Barger, for her part, acknowledges that restaurants have been found to be a source of traced transmission within the county — roughly 10 to 15 percent of cases. Still, her office says in the release, “hospitalization rates are among the lowest we’ve seen” during the pandemic, and the fatality rate has fallen from four percent to two percent since June.

2019 Homeless count report
LA County supervisor Kathryn Barger
Photo by Brittany Murray/MediaNews Group/Long Beach Press-Telegram via Getty Images

Furthermore, Barger’s office says that when the Department of Public Health agreed to open bars (those that don’t serve food) back in June, the county’s positivity rate was higher (nine percent then, under seven percent now) and that total hospitalizations were roughly the same. Beginning in mid-October, COVID-19 cases began to rise precipitously again, leading to rolling countywide closures set from the state level down. And then there’s this troubling stat: “DHS modeling projects that nearly two million, or one in six LA County residents, have had COVID-19.”

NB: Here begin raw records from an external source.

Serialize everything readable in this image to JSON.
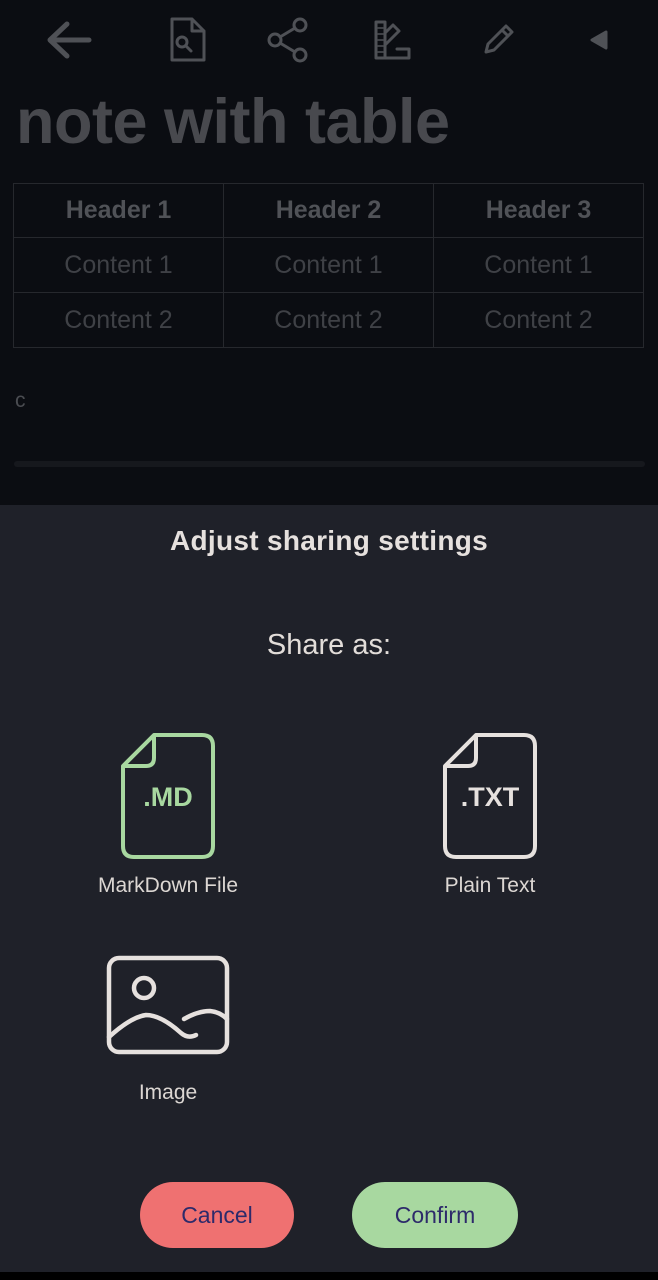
{
  "toolbar": {
    "icons": [
      "back-arrow-icon",
      "document-search-icon",
      "share-icon",
      "palette-icon",
      "pencil-icon",
      "play-left-icon"
    ]
  },
  "note": {
    "title": "note with table",
    "table": {
      "headers": [
        "Header 1",
        "Header 2",
        "Header 3"
      ],
      "rows": [
        [
          "Content 1",
          "Content 1",
          "Content 1"
        ],
        [
          "Content 2",
          "Content 2",
          "Content 2"
        ]
      ]
    },
    "body_text": "c"
  },
  "sheet": {
    "title": "Adjust sharing settings",
    "subtitle": "Share as:",
    "options": [
      {
        "label": "MarkDown File",
        "badge": ".MD",
        "icon": "markdown-file-icon",
        "selected": true
      },
      {
        "label": "Plain Text",
        "badge": ".TXT",
        "icon": "text-file-icon",
        "selected": false
      },
      {
        "label": "Image",
        "icon": "image-icon",
        "selected": false
      }
    ],
    "cancel_label": "Cancel",
    "confirm_label": "Confirm"
  },
  "colors": {
    "selected": "#a8d8a0",
    "unselected": "#e6e1de",
    "cancel": "#ef7171",
    "confirm": "#a8d8a0",
    "sheet_bg": "#1f2129"
  }
}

Barger’s firm stance is certainly new among county politicians, most of whom have been in lock-step with the Department of Public Health during the pandemic. The state has had well north of 1 million confirmed cases since the start of the pandemic, with nearly 19,000 deaths. Over the weekend, more than 7,000 new confirmed coronavirus cases hit LA County. The county is already under a recently-implemented modified stay at home order once again, including a curfew for all non-essential travel that lasts from 10 p.m. nightly until 6 a.m. the following day, though many county officials across the state are saying that they won’t actively enforce such measures.

This story has been updated with a response from Barger’s office regarding the board of supervisors’ ability to force the Department of Public Health to rescind its modified public health order that would shut down outdoor restaurant dining starting on Wednesday, November 25 at 10 p.m.